Während ich aß sah Zoot mir dabei zu und schien über irgendetwas nachzudenken. Irgendwie war mir unwohl dabei wie er mich ansah und durch mich hindurch zu sehen schien. Ich wollte zum einen wissen was er gerade dachte aber zum andern wollte ich es auch wieder nicht. Meine Innere Stimme sagte mir das er über etwas nachdachte was ich nicht hören wollte. Ich beschloss nicht weiter darüber zu grübeln und meine ganze Aufmerksamkeit dem Essen vor mir zu widmen. Das Tablett enthielt einen Orangensaft, ein Müsli und zwei belegte Brote. Ich hatte nicht viel Hunger und so ließ ich die Hälfte davon von Zoot zurückbringen. Er hatte gar nicht bemerkt wie wenig ich gegessen hatte, sondern es ziemlich verträumt einfach mitgenommen. Als er verschwunden war betrat Bray das Zimmer. Er wollte mit Sicherheit mit mir reden, dachte ich mir, aber ich wollte nicht. In mir war nur noch das Bedürfniss zu schlafen und nichts mehr zu tun. Das konnte ich ihm aber nicht einfach so sagen, schließlich hatte er sich auch so gut um mich gekümmert und da wollte ich nicht unhöflich sein.

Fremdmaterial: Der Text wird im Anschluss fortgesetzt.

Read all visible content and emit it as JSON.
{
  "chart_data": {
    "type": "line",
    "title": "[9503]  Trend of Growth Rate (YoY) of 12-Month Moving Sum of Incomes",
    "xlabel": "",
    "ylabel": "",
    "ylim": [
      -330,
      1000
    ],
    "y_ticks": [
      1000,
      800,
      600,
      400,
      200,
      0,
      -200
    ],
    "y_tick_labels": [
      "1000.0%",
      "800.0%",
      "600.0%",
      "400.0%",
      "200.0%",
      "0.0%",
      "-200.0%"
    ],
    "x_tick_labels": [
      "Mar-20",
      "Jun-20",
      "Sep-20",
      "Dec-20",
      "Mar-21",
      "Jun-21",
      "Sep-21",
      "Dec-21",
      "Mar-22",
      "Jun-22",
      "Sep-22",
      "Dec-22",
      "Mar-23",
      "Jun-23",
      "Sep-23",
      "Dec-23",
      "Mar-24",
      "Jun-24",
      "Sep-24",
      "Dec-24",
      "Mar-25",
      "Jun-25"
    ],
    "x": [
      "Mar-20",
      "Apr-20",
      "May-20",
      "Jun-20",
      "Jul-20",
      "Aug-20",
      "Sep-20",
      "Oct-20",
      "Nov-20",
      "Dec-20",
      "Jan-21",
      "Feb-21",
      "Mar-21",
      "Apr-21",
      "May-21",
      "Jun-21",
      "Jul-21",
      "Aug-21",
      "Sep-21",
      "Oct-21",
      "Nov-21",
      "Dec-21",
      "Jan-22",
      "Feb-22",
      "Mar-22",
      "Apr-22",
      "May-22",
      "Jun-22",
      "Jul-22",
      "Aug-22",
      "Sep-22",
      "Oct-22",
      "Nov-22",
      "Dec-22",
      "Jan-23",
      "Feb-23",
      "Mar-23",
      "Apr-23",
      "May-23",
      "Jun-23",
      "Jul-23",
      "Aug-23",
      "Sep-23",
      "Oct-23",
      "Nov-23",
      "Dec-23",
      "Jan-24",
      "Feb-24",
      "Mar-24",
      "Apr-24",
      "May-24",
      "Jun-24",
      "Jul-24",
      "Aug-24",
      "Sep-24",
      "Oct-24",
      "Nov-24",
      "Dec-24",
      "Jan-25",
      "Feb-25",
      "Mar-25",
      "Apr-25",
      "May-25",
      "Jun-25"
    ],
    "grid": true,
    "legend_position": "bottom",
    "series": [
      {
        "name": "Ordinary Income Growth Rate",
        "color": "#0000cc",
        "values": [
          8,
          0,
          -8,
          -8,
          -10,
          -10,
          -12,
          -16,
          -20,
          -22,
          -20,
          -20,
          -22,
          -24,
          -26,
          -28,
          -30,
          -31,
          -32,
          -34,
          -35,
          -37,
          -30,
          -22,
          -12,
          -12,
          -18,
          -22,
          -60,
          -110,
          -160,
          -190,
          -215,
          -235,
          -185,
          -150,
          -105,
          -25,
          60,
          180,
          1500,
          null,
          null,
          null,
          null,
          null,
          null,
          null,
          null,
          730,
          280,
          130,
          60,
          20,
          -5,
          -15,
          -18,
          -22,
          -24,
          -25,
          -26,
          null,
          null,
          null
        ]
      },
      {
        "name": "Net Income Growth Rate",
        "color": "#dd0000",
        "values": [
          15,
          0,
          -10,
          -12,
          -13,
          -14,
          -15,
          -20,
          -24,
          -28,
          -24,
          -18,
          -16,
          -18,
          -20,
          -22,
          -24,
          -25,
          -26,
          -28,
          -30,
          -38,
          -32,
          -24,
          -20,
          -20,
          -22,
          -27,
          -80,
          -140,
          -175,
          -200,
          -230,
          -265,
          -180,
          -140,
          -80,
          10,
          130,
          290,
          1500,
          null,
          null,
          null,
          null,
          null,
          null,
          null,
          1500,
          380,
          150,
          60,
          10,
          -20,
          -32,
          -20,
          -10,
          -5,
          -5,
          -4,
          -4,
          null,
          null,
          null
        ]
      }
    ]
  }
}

"Hallo Ebony, na gehts die besser?" begrüßte er mich und setzte sich an den Rand des Bettes.
"Sicher" meinte ich knapp.
"Ich meine... es tut mir leid wenn ich jetzt einfach so mit der Tür ins Haus falle, aber ich würde gerne wissen ob du den Tod von Java nicht einfach nur verdrängst..." Bray wirkte leicht nervös, aber ich konnte nichts mít seinem Satz anfangen. Ich hatte den Tod von ihr komplett verdrängt, ich schien um genau zu sein, gar nicht mehr zu wissen das sie gestorben war. Es war eine Art Blackout den ich hatte, diese Scenen waren einfach gelöscht. Leicht irritiert blickte ich ihn an.
"Was meinst du?"
"Nun ja, ich glaube das du einfach nicht mehr drüber nachdenkst und es halt verdrängt hast... ich meine irgendwann wird es dann wieder..."
"Java ist tot?!" krächzte ich. Meine Gedanken überdrehten sich und mein Puls raste. Bray konnte nichts sagen, ich hatte ihm die Sprache verschlagen und so starrte er mich nur entsetzt an. ich glaube in dem Moment hätte er sich wohl am liebsten die Zunge abgebissen, denn er sah wie ich langsam wütend wurde.
"Hör mir mal zu " meine stimme wurde lauter "Du findest das wohl komisch mich so zu verarschen, aber ich kann dir sagen das ich das gar nicht lustig finde! Das ist ja mal en toller Witz, so niveaulos habe ich dich gar nicht eingeschätzt!!" Ich war wirklich kurz davor ihm eine saftige Ohrfeige zu verpassen. Brays Gesicht hatte einen gewuälten ausdruck angenommen.
"Ebony... du solltest..." Diesmal hatte nicht ich ihn, sondern Zoot ihn unterbrochen. Er kam just in dem Moment ins Zimmer gestürzt und schaute mich und Bray abwechselnd an. Er sah meine Wut und Brays Verzweiflung.
"Was ist hier los?" fragte er scharf. Seine Worte waren an Bray gerichtet aber ich antwortete statt seiner. "Er wollte mir Weis machen das meine Schwester tot wäre, dabei weiß ich ganz genau das es ihr gut geht. Er glaubt wohl er würde so Eindruck schinden."
Zoot sah mich mit dem gleichen entsetzten wie vorher Bray an. Doch er versuchte nicht mich vom Gegenteil zu überzeugen. Sein Gehirn hatte erstaunlich schnell geschaltet und er kam zu dem Entschluss das Spiel mit zu spielen.
"Bray?! Wie kommst du denn auf so einen Quatsch!" In Brays Augen blitzte es kurz wütend auf, doch er sagte nichts.
"Mach dir keine Gedanken, Ebony. Ich hab sie eben noch gesehen, ich schätze mal Bray hat sich da in was verrant!"
"Sicher..." meinte ich trocken als er Bray mit sich aus dem Zimmer zog.